= Vasireddy Sri Krishna =

Indian economist and academic

Vasireddy Sri Krishna shortly V. S. Krishna (8 October 1902 – 16 February 1961), was an educationist and economist. He was the Vice Chancellor of Andhra University in Visakhapatnam, India.

== Early life and education ==
Krishna was born to Sriramulu and Veeramma at Pedapalem village in Tenali taluk in Andhra Pradesh, India. He studied in Oxford University, London in Economics and obtained his B.A. in 1929. He did his Ph.D. from Vienna University.

== Career ==
He joined Andhra University in 1932 as lecturer in economics. He Ph.D. from Vienna University was on gold standardization.

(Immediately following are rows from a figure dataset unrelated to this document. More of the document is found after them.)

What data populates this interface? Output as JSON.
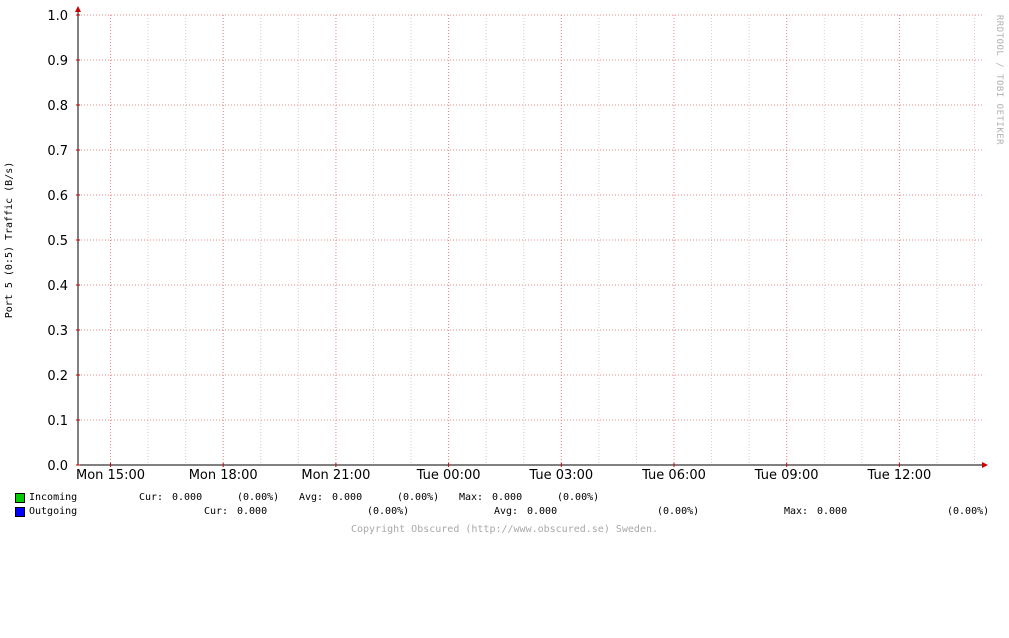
{
  "chart_data": {
    "type": "line",
    "ylabel": "Port 5 (0:5) Traffic (B/s)",
    "ylim": [
      0.0,
      1.0
    ],
    "yticks": [
      "0.0",
      "0.1",
      "0.2",
      "0.3",
      "0.4",
      "0.5",
      "0.6",
      "0.7",
      "0.8",
      "0.9",
      "1.0"
    ],
    "xticks": [
      "Mon 15:00",
      "Mon 18:00",
      "Mon 21:00",
      "Tue 00:00",
      "Tue 03:00",
      "Tue 06:00",
      "Tue 09:00",
      "Tue 12:00"
    ],
    "grid": true,
    "series": [
      {
        "name": "Incoming",
        "color": "#00cc00",
        "values": []
      },
      {
        "name": "Outgoing",
        "color": "#0000ff",
        "values": []
      }
    ]
  },
  "watermark": "RRDTOOL / TOBI OETIKER",
  "legend": {
    "incoming": {
      "name": "Incoming",
      "color": "#00cc00",
      "cur_label": "Cur:",
      "cur": "0.000",
      "cur_pct": "(0.00%)",
      "avg_label": "Avg:",
      "avg": "0.000",
      "avg_pct": "(0.00%)",
      "max_label": "Max:",
      "max": "0.000",
      "max_pct": "(0.00%)"
    },
    "outgoing": {
      "name": "Outgoing",
      "color": "#0000ff",
      "cur_label": "Cur:",
      "cur": "0.000",
      "cur_pct": "(0.00%)",
      "avg_label": "Avg:",
      "avg": "0.000",
      "avg_pct": "(0.00%)",
      "max_label": "Max:",
      "max": "0.000",
      "max_pct": "(0.00%)"
    }
  },
  "copyright": "Copyright Obscured (http://www.obscured.se) Sweden."
}
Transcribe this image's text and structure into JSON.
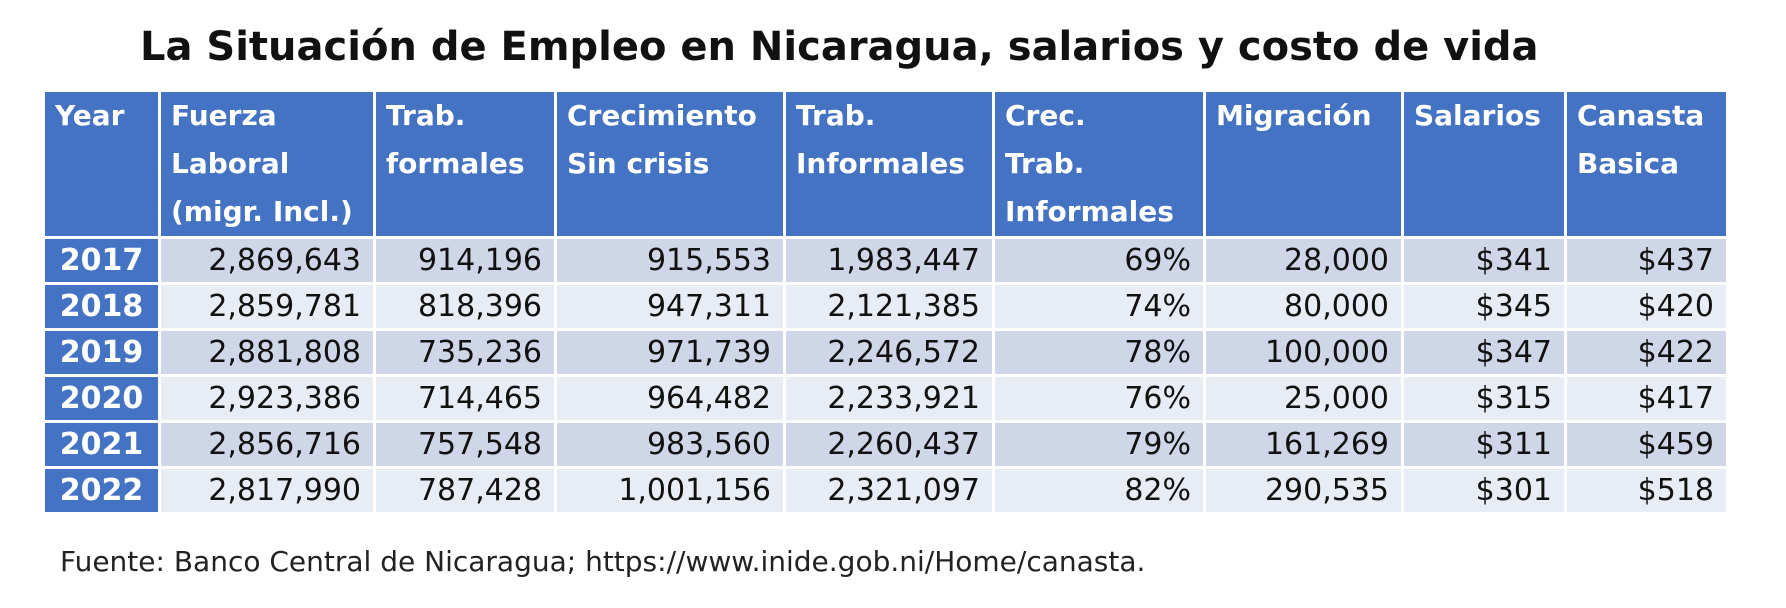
{
  "title": "La Situación de Empleo en Nicaragua, salarios y costo de vida",
  "source": "Fuente: Banco Central de Nicaragua; https://www.inide.gob.ni/Home/canasta.",
  "colors": {
    "header_bg": "#4573c4",
    "header_text": "#ffffff",
    "row_odd_bg": "#cfd6e8",
    "row_even_bg": "#e8ecf4"
  },
  "chart_data": {
    "type": "table",
    "title": "La Situación de Empleo en Nicaragua, salarios y costo de vida",
    "headers": [
      [
        "Year"
      ],
      [
        "Fuerza",
        "Laboral",
        "(migr. Incl.)"
      ],
      [
        "Trab.",
        "formales"
      ],
      [
        "Crecimiento",
        "Sin crisis"
      ],
      [
        "Trab.",
        "Informales"
      ],
      [
        "Crec.",
        "Trab.",
        "Informales"
      ],
      [
        "Migración"
      ],
      [
        "Salarios"
      ],
      [
        "Canasta",
        "Basica"
      ]
    ],
    "rows": [
      [
        "2017",
        "2,869,643",
        "914,196",
        "915,553",
        "1,983,447",
        "69%",
        "28,000",
        "$341",
        "$437"
      ],
      [
        "2018",
        "2,859,781",
        "818,396",
        "947,311",
        "2,121,385",
        "74%",
        "80,000",
        "$345",
        "$420"
      ],
      [
        "2019",
        "2,881,808",
        "735,236",
        "971,739",
        "2,246,572",
        "78%",
        "100,000",
        "$347",
        "$422"
      ],
      [
        "2020",
        "2,923,386",
        "714,465",
        "964,482",
        "2,233,921",
        "76%",
        "25,000",
        "$315",
        "$417"
      ],
      [
        "2021",
        "2,856,716",
        "757,548",
        "983,560",
        "2,260,437",
        "79%",
        "161,269",
        "$311",
        "$459"
      ],
      [
        "2022",
        "2,817,990",
        "787,428",
        "1,001,156",
        "2,321,097",
        "82%",
        "290,535",
        "$301",
        "$518"
      ]
    ],
    "source": "Fuente: Banco Central de Nicaragua; https://www.inide.gob.ni/Home/canasta."
  }
}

Later, he joined back in the university as Warden, Registrar and head of newly established Economics department.

In 1949, he was elected as Vice chancellor by the university senate. He held this position for 11 years till 1961 and worked hard in the various developmental activities of the university. He developed the university library which was later named as Dr. V. S. Krishna Library.

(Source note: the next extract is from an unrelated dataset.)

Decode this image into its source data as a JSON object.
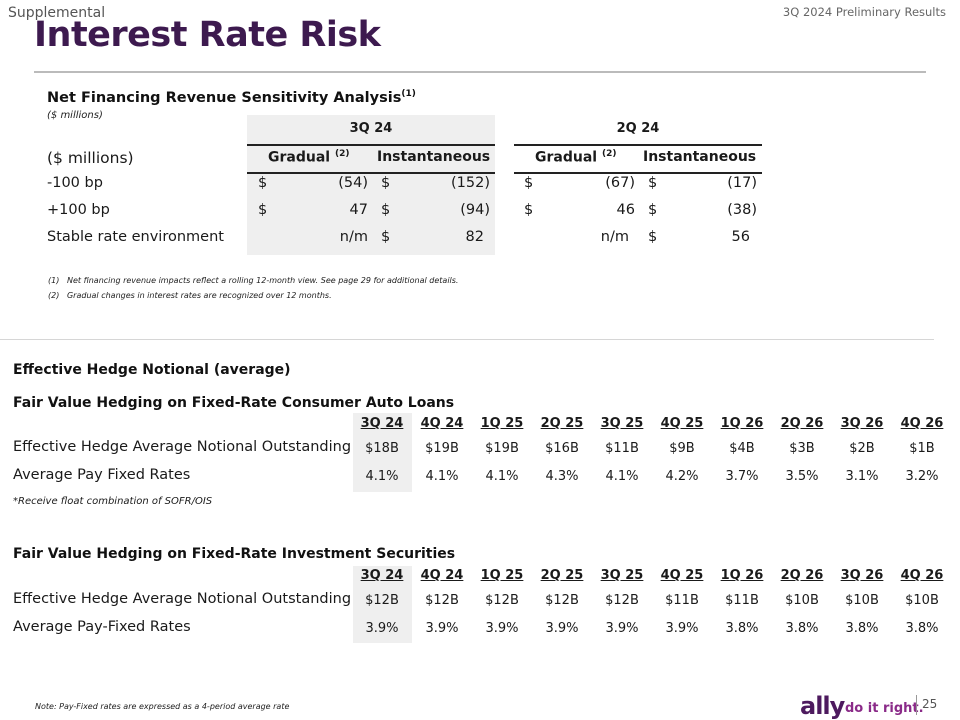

In 1957, he was elected as president of Inter University Board of India. He was the fifth chairman of University Grants Commission (India) in 1961 and died during the same period.

In 1968, a government degree college was started in Visakhapatnam in his name. Dr V. S. Krishna Government Degree College is an autonomous institution affiliated to Andhra University offers both graduate and post graduate courses.